Web ABM Investama

Pendapatan ABM Investama Naik 11,62 Persen di Kuartal I-2020

09 Juli 2020

Moneter.id - PT ABM Investama Tbk (ABMM) membukukan pendapatan neto US$ 161,74 juta di kuartal I-2020. Capaian ini meningkat 11,62% (yoy) dibandingkan realisasi priode yang sama tahun lalu sebesar US$ 144,90 juta.

Perseroan menyebutkan sebagian besar pendapatan neto ABMM berasal dari segmen kontraktor tambang dan tambang batubara sebesar US$ 123,18 juta.

“Perseroan juga memperoleh pendapatan neto dari bisnis jasa logistik dan sewa kapal sebesar US$ 23,20 juta. Beban pokok pendapatan ABMM juga meningkat di kuartal I-2020 sebesar 8,50% (yoy) menjadi US$ 133,19 juta,” tulis perseroan keterangan resminya, Rabu (8/7/2020).

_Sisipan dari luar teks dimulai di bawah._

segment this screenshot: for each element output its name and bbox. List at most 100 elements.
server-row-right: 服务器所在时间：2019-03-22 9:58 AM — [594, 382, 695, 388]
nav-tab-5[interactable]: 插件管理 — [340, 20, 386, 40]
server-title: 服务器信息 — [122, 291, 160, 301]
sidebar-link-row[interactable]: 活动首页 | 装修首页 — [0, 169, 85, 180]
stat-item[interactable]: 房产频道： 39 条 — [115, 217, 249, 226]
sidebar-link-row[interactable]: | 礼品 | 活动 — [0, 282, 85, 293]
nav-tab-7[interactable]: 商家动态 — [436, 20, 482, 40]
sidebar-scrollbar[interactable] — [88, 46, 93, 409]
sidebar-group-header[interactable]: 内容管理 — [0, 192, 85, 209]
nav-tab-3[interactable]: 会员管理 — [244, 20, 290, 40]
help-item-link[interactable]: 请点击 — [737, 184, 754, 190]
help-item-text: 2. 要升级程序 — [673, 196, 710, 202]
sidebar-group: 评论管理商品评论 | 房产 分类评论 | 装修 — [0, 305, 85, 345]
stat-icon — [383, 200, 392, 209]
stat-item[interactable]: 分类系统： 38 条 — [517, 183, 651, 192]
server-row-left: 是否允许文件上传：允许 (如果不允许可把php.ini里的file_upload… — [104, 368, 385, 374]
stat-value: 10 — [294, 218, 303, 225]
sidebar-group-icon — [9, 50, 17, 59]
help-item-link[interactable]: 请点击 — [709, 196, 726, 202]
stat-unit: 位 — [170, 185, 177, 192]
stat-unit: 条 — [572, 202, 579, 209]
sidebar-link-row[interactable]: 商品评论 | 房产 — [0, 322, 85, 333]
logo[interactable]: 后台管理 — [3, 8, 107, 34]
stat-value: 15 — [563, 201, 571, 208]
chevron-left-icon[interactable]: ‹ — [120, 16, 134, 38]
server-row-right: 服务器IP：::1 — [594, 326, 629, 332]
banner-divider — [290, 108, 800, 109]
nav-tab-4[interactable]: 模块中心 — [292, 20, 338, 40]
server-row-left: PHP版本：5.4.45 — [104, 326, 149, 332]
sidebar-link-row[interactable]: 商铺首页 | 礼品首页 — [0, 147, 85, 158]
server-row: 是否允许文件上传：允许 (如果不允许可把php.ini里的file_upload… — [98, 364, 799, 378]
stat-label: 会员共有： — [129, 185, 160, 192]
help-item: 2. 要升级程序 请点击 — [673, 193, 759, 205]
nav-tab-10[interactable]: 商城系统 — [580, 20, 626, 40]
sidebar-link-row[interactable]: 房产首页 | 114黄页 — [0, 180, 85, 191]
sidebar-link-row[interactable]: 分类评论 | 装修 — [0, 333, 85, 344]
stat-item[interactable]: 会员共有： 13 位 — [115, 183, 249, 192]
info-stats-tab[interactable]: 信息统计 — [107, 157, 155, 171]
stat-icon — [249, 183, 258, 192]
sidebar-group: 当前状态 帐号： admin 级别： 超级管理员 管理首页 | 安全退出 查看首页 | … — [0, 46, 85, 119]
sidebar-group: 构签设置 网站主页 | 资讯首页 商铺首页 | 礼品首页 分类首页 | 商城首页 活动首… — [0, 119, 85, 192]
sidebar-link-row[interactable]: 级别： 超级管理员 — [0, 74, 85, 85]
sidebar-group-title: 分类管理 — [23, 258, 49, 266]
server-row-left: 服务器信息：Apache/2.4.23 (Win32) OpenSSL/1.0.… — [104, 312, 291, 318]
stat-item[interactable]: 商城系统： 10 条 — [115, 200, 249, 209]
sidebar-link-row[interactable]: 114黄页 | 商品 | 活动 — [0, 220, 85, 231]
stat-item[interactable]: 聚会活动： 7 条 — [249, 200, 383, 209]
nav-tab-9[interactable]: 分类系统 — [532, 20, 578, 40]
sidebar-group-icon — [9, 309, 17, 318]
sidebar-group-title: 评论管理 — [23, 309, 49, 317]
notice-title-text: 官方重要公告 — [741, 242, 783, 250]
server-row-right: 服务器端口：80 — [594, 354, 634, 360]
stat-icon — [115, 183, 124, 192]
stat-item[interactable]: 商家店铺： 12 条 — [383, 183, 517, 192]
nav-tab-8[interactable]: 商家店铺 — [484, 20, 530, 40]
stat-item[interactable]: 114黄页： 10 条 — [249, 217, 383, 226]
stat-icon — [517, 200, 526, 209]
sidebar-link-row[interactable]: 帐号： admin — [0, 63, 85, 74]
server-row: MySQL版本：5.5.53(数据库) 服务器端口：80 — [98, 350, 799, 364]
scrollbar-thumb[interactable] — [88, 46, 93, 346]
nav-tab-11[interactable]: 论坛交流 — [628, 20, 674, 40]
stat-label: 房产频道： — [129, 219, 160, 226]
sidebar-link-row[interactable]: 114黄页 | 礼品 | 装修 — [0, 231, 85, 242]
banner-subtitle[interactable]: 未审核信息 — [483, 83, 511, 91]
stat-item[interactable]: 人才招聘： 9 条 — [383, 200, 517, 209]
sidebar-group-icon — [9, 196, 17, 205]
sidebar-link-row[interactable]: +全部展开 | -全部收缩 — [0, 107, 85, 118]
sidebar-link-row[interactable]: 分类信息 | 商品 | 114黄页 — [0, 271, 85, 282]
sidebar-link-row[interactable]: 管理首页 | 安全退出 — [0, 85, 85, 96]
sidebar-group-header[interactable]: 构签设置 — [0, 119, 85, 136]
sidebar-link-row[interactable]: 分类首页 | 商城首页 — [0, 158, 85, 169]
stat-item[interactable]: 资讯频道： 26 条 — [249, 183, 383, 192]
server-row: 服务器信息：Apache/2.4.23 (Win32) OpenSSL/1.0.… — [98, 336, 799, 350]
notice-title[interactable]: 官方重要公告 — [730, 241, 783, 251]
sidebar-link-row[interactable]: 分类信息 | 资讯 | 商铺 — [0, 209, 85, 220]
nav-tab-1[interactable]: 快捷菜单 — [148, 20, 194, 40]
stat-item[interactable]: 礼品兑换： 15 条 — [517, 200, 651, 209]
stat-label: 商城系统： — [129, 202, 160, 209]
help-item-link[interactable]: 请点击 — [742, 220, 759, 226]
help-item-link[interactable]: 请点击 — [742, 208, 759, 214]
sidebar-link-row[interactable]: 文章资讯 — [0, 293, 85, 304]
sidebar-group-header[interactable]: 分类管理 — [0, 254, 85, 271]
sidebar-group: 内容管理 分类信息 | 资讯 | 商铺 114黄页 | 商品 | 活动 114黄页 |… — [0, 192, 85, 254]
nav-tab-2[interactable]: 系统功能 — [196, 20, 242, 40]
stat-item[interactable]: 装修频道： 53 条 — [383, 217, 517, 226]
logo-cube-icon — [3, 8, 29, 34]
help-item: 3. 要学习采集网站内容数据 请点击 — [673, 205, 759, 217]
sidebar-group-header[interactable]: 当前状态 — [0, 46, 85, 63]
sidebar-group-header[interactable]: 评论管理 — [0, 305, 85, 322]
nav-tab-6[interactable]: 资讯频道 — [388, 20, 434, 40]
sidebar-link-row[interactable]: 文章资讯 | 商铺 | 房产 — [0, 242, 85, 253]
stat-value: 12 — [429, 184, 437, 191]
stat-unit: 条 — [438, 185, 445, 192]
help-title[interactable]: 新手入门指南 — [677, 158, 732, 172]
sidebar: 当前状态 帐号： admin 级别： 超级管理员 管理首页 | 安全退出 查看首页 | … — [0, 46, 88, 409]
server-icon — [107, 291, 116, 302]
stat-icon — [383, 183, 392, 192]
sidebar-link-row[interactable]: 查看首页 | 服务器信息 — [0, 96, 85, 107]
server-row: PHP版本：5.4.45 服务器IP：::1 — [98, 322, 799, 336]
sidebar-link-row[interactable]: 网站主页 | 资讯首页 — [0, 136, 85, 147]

Sementara, beban pokok pendapatan ABMM berada di level US$ 122,75 juta pada kuartal I-2019.  Di sisi lain, ABMM mengalami penurunan beban penjualan, umum, dan administrasi sebesar 1,10% (yoy) dari US$ 12,64 juta di kuartal I-2019 menjadi US$ 12,50 juta di kuartal I-2020.

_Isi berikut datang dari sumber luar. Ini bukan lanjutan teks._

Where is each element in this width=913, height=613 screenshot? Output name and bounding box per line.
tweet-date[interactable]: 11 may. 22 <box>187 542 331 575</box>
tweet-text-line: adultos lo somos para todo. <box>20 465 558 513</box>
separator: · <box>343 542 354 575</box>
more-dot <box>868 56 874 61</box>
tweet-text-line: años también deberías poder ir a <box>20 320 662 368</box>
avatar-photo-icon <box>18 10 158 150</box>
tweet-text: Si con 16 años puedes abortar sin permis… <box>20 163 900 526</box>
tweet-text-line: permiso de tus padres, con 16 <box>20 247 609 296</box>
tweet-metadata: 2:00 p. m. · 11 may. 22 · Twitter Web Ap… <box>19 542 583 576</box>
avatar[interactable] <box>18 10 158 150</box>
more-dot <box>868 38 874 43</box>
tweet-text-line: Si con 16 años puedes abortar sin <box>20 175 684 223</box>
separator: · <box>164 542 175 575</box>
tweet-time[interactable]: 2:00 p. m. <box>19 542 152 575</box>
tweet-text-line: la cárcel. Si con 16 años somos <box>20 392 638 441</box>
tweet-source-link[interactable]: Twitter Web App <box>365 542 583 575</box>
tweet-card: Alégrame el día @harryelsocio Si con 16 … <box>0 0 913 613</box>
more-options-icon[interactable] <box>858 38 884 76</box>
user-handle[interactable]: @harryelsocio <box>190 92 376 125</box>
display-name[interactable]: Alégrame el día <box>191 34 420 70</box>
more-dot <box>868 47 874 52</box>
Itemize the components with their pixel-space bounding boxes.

Biaya keuangan perseroan juga menyusut sebesar 9,93% (yoy) dari US$ 10,17 juta di kuartal I-2019 menjadi US$ 9,16 juta di kuartal I-2020. Hasil tersebut membuat ABMM mencetak laba bersih sebesar US$ 1,79 juta di kuartal I-2020, padahal di periode yang sama di tahun lalu emiten tersebut menderita rugi bersih sebesar US$ 199.756.

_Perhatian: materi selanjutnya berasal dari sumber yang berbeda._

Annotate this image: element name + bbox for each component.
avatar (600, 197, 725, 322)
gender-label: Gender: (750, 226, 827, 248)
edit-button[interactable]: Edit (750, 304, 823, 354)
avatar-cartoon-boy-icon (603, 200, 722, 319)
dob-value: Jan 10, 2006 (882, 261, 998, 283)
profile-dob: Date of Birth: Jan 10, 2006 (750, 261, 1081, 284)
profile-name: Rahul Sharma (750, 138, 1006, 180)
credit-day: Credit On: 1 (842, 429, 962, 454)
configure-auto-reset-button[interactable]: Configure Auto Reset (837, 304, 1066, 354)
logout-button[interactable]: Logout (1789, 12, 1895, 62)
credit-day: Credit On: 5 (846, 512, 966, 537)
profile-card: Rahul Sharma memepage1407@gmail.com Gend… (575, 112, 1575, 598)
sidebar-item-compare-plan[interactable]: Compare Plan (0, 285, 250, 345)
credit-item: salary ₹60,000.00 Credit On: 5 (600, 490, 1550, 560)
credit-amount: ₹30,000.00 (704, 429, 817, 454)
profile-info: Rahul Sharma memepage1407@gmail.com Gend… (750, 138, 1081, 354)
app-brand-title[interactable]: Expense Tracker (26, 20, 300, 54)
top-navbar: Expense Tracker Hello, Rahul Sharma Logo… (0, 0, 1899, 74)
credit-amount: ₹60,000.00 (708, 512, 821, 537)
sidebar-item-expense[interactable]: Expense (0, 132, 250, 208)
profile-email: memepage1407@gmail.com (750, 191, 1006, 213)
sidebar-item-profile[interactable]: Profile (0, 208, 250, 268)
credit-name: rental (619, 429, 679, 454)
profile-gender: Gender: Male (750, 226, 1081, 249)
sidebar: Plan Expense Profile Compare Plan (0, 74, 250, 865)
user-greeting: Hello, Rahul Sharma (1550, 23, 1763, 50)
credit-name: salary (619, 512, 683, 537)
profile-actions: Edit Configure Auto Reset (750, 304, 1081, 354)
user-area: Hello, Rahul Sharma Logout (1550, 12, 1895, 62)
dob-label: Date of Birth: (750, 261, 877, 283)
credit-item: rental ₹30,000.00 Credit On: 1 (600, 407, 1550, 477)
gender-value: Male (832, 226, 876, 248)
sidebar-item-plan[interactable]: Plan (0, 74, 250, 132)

Liabilitas ABMM tercatat sebesar US$ 650,42 juta di kuartal I-2020 atau naik 6,79% (qoq) dibandingkan liabilitas di akhir tahun 2019 sebesar US$ 609,03 juta.

Di sisi lain, ekuitas perusahaan tambang batubara ini berkurang 2,34% (qoq) dari US$ 245,19 juta di akhir 2019 menjadi US$ 239,45 juta di kuartal I-2020. Adapun total aset ABMM per kuartal I-2020 sebesar US$ 889,80 juta. Jumlah ini meningkat 4,16% (qoq) dari nilai aset di akhir tahun 2019 sebesar US$ 854,22 juta.